As someone who lost a trove of memories as a result of hard disk failure (one terabyte, two decades worth of pictures, home movies, series, movies etc.), I was forced to review the memories I held on to so dearly as I attempted to salvage what I could through various software. Alas not everything was fated to return, and what I found I cannot recall ever owning – pdf files, excel sheets, word documents from my first job ever. Herein lies the concept of virtual decluttering and its effect on us.
Going through life, our technological arteries are bound to be filled by “fatty junk”, a funny video a friend sent that we have yet to watch, 5 years later. A couple of movies that were the talk of the town that we never quite got around to viewing, 7 years later. Photos from events we never attended but wanted to prove to people you intended to, by taking all the albums and neglecting to view them, 10 years later.
When faced with the conundrum of what to salvage and what to throw away, we opt to save everything and propose to go through it “when the time is right”. The sad reality is, if it is not done within the first 2 months, it shall not be done, period. We find ourselves holding on to memories that weigh us down.
It is said that the internet is made up of 1,200 petabytes (1.2 million terabytes) of information. Our brains have the capacity to store close to 2.5 petabytes.

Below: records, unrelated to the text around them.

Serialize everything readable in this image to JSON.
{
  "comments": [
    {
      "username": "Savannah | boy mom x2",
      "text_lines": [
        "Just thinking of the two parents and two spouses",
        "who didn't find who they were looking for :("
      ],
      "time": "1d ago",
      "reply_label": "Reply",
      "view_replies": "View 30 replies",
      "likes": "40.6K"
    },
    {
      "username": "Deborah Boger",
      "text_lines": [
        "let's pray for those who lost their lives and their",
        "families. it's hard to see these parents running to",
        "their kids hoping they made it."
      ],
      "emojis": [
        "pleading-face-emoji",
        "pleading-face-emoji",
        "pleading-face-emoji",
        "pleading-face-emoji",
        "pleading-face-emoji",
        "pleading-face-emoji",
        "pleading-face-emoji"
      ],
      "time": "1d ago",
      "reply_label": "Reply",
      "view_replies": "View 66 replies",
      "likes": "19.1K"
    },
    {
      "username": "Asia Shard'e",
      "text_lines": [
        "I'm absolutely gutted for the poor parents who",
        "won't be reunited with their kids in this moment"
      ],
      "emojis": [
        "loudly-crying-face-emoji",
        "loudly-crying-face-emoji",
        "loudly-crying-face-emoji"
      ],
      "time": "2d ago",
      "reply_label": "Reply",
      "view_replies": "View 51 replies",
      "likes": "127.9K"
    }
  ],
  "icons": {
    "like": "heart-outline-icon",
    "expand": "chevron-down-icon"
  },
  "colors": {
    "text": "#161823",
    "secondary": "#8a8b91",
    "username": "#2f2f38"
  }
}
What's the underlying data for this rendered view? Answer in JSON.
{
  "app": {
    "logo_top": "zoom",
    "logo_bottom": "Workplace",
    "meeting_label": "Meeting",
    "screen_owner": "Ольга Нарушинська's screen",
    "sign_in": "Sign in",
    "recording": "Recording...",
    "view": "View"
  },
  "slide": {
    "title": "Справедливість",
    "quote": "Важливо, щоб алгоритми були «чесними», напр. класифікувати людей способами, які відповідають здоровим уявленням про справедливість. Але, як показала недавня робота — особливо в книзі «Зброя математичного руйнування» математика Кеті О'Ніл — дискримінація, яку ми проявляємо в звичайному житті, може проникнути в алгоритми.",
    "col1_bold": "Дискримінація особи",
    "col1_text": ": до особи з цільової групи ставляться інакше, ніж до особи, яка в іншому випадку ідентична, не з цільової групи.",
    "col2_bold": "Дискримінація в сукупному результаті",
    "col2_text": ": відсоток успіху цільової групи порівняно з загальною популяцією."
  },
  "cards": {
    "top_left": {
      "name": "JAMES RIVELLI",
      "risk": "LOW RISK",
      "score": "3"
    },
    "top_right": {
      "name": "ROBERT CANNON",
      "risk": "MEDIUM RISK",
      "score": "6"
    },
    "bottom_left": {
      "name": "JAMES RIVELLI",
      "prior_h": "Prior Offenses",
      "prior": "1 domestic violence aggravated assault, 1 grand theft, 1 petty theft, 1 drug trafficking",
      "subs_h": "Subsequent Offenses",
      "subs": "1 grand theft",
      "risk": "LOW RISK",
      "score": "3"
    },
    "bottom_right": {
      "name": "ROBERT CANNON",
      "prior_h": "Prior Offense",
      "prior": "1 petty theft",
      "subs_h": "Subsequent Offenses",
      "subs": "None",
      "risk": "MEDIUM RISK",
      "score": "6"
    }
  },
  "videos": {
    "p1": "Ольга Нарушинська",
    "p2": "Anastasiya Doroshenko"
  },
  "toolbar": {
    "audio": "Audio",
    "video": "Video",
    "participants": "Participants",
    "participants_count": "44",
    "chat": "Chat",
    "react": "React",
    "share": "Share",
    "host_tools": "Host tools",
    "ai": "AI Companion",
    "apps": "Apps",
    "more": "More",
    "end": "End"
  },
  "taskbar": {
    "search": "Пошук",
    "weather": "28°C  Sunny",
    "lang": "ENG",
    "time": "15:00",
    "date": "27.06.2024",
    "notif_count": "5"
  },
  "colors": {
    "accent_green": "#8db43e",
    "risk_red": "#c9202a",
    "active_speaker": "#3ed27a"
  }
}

Much like we can pick and choose what data to keep and what to throw away on an external hard disk, so to should we be able to select what to throw away and what to keep in terms of what occupies our mind.
As we embrace the dawn of the New Year, take the decision to let go of all the resolves and resolutions you made and never found the time to get to until this day. Let 2016 be the year of a memory purge, literal and metaphorical, and the setting of new goals (hopefully that will not be purged in a few years).